Sherlock makes his departure from Mycroft by telling him not to start any wars. We heard Sherlock earlier insinuate that invading Afghanistan was ridiculous, too. A war, especially one like Afghanistan, is exactly one of those situations where you can’t quantify the lives saved versus lives lost.

In light of all this, though, it’s easy to see why Sherlock would have a military kink in general, and immediately start peacocking for a soldier who’s also a doctor. Unlike government officials, soldiers are the ones actually risking their lives to protect people and principles, and individual soldiers make life or death decisions that are immediate and concrete — this is the sort of thing Sherlock is also willing to risk his life for, and he respects it. Because John is a doctor Sherlock can safely assume he enlisted for noble reasons and not merely to kill people.
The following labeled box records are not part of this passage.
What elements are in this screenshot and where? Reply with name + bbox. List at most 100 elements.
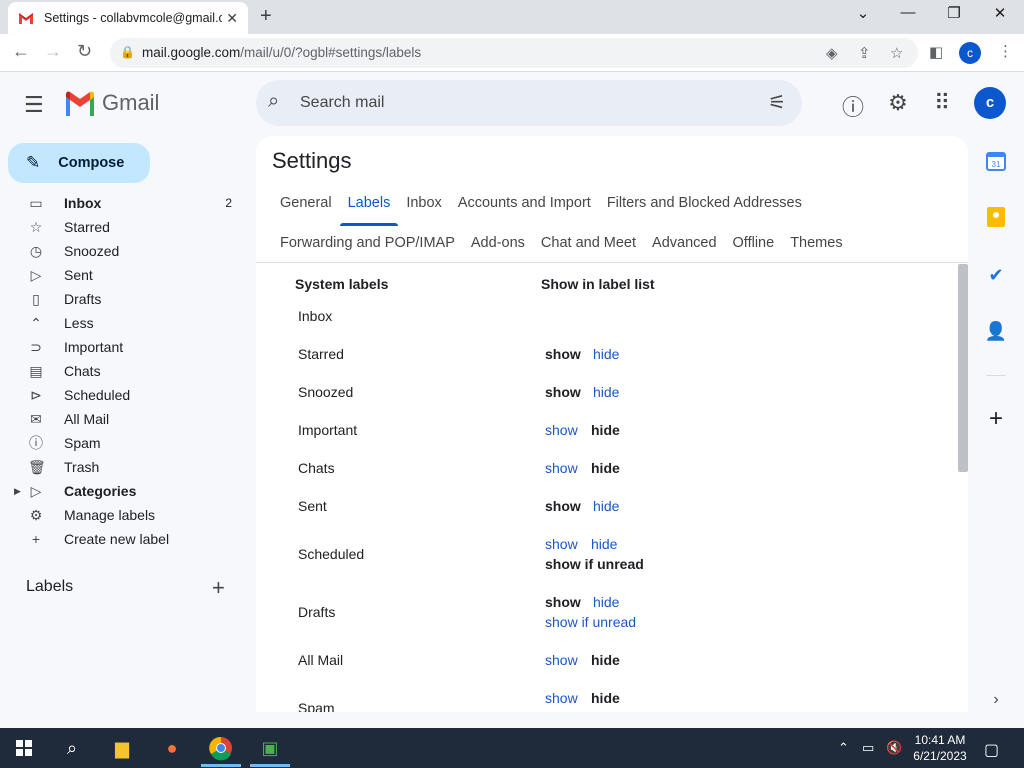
- calendar-icon[interactable]: 31: [984, 151, 1008, 175]
- sent-hide-link[interactable]: hide: [593, 498, 619, 514]
- lock-icon[interactable]: 🔒: [120, 45, 135, 59]
- tab-themes[interactable]: Themes: [782, 231, 850, 255]
- network-icon[interactable]: ▭: [862, 740, 874, 756]
- drafts-hide-link[interactable]: hide: [593, 594, 619, 610]
- taskbar-clock[interactable]: 10:41 AM 6/21/2023: [910, 732, 970, 764]
- tab-filters[interactable]: Filters and Blocked Addresses: [599, 191, 810, 215]
- nav-item-sent[interactable]: ▷ Sent: [0, 263, 250, 287]
- help-icon[interactable]: ⓘ: [840, 90, 866, 122]
- notifications-icon[interactable]: ▢: [984, 740, 999, 760]
- address-bar[interactable]: 🔒 mail.google.com/mail/u/0/?ogbl#setting…: [110, 38, 918, 68]
- spam-show-link[interactable]: show: [545, 690, 578, 706]
- starred-show-option[interactable]: show: [545, 346, 581, 362]
- nav-item-snoozed[interactable]: ◷ Snoozed: [0, 239, 250, 263]
- nav-item-create-label[interactable]: + Create new label: [0, 527, 250, 551]
- back-icon[interactable]: ←: [12, 41, 30, 62]
- scheduled-unread-option[interactable]: show if unread: [545, 556, 644, 572]
- tab-add-ons[interactable]: Add-ons: [463, 231, 533, 255]
- sent-show-option[interactable]: show: [545, 498, 581, 514]
- gmail-logo[interactable]: Gmail: [64, 90, 159, 116]
- nav-item-manage-labels[interactable]: ⚙ Manage labels: [0, 503, 250, 527]
- extension-icon[interactable]: ◈: [826, 44, 838, 62]
- get-add-ons-icon[interactable]: +: [984, 407, 1008, 431]
- new-tab-icon[interactable]: +: [260, 5, 272, 28]
- tasks-icon[interactable]: ✔: [984, 263, 1008, 287]
- nav-item-inbox[interactable]: ▭ Inbox 2: [0, 191, 250, 215]
- forward-icon[interactable]: →: [44, 41, 62, 62]
- tab-accounts-import[interactable]: Accounts and Import: [450, 191, 599, 215]
- firefox-icon[interactable]: ●: [158, 734, 186, 762]
- tray-chevron-icon[interactable]: ⌃: [838, 740, 849, 756]
- chrome-menu-icon[interactable]: ⋮: [998, 42, 1013, 60]
- minimize-icon[interactable]: —: [886, 4, 930, 21]
- drafts-unread-link[interactable]: show if unread: [545, 614, 636, 630]
- nav-item-scheduled[interactable]: ⊳ Scheduled: [0, 383, 250, 407]
- search-icon[interactable]: ⌕: [268, 90, 279, 113]
- taskbar-search-icon[interactable]: ⌕: [58, 734, 86, 762]
- contacts-icon[interactable]: 👤: [984, 319, 1008, 343]
- apps-grid-icon[interactable]: ⠿: [929, 90, 955, 116]
- important-show-link[interactable]: show: [545, 422, 578, 438]
- all-mail-show-link[interactable]: show: [545, 652, 578, 668]
- nav-item-less[interactable]: ⌃ Less: [0, 311, 250, 335]
- account-avatar[interactable]: c: [974, 87, 1006, 119]
- tab-search-icon[interactable]: ⌄: [841, 4, 885, 22]
- inbox-count: 2: [225, 196, 232, 210]
- nav-item-all-mail[interactable]: ✉ All Mail: [0, 407, 250, 431]
- share-icon[interactable]: ⇪: [858, 44, 871, 62]
- chevron-right-icon[interactable]: ›: [984, 688, 1008, 712]
- tab-chat-meet[interactable]: Chat and Meet: [533, 231, 644, 255]
- nav-item-spam[interactable]: ⓘ Spam: [0, 431, 250, 455]
- chats-show-link[interactable]: show: [545, 460, 578, 476]
- tab-offline[interactable]: Offline: [725, 231, 783, 255]
- reload-icon[interactable]: ↻: [77, 41, 92, 62]
- nav-item-categories[interactable]: ▶ ▷ Categories: [0, 479, 250, 503]
- nav-label: Snoozed: [64, 243, 120, 259]
- nav-item-important[interactable]: ⊃ Important: [0, 335, 250, 359]
- tab-inbox[interactable]: Inbox: [398, 191, 449, 215]
- expand-arrow-icon[interactable]: ▶: [14, 486, 21, 497]
- browser-profile-avatar[interactable]: c: [959, 42, 981, 64]
- nav-item-trash[interactable]: 🗑 Trash: [0, 455, 250, 479]
- side-panel-icon[interactable]: ◧: [929, 43, 943, 61]
- settings-gear-icon[interactable]: ⚙: [885, 90, 911, 116]
- tab-advanced[interactable]: Advanced: [644, 231, 725, 255]
- important-icon: ⊃: [30, 338, 42, 355]
- nav-item-starred[interactable]: ☆ Starred: [0, 215, 250, 239]
- bookmark-star-icon[interactable]: ☆: [890, 44, 903, 62]
- snoozed-hide-link[interactable]: hide: [593, 384, 619, 400]
- important-hide-option[interactable]: hide: [591, 422, 620, 438]
- restore-icon[interactable]: ❐: [932, 4, 976, 22]
- spam-hide-option[interactable]: hide: [591, 690, 620, 706]
- settings-scrollbar[interactable]: [958, 264, 968, 472]
- tab-forwarding[interactable]: Forwarding and POP/IMAP: [272, 231, 463, 255]
- nav-item-chats[interactable]: ▤ Chats: [0, 359, 250, 383]
- volume-muted-icon[interactable]: 🔇: [886, 740, 902, 756]
- close-tab-icon[interactable]: ✕: [226, 10, 238, 27]
- tab-labels[interactable]: Labels: [339, 191, 399, 226]
- chats-hide-option[interactable]: hide: [591, 460, 620, 476]
- keep-icon[interactable]: [984, 207, 1008, 231]
- add-label-icon[interactable]: +: [212, 575, 225, 601]
- browser-tab[interactable]: Settings - collabvmcole@gmail.c ✕: [8, 2, 248, 34]
- scheduled-hide-link[interactable]: hide: [591, 536, 617, 552]
- app-icon[interactable]: ▣: [256, 734, 284, 762]
- label-icon: ▷: [30, 482, 42, 499]
- compose-button[interactable]: ✎ Compose: [8, 143, 150, 183]
- scheduled-show-link[interactable]: show: [545, 536, 578, 552]
- window-close-icon[interactable]: ✕: [978, 4, 1022, 22]
- chrome-icon[interactable]: [207, 734, 235, 762]
- main-menu-icon[interactable]: ☰: [24, 92, 44, 118]
- all-mail-hide-option[interactable]: hide: [591, 652, 620, 668]
- browser-tab-strip: Settings - collabvmcole@gmail.c ✕ + ⌄ — …: [0, 0, 1024, 34]
- windows-start-icon[interactable]: [10, 734, 38, 762]
- file-explorer-icon[interactable]: ▆: [108, 734, 136, 762]
- nav-label: Trash: [64, 459, 100, 475]
- starred-hide-link[interactable]: hide: [593, 346, 619, 362]
- nav-item-drafts[interactable]: ▯ Drafts: [0, 287, 250, 311]
- search-options-icon[interactable]: ⚟: [768, 90, 786, 115]
- search-input[interactable]: [300, 90, 740, 116]
- snoozed-show-option[interactable]: show: [545, 384, 581, 400]
- tab-general[interactable]: General: [272, 191, 340, 215]
- drafts-show-option[interactable]: show: [545, 594, 581, 610]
When Sherlock deduces who shot the cabbie, the line that makes Sherlock slow down and look to John is “strong moral principle,” and then Sherlock nearly swoons.

Guh, he’s so dreamy.

Makes you wonder if Mycroft knew immediately that Sherlock, given his moral philosophy, would get off on that sort of thing. John probably saved more lives than he took, and given he’s not a sick type of person, probably only killed people in self defense or to save someone else. John’s balance sheet probably isn’t as impressive as the Camden Garroter’s, but, then again, few people’s are.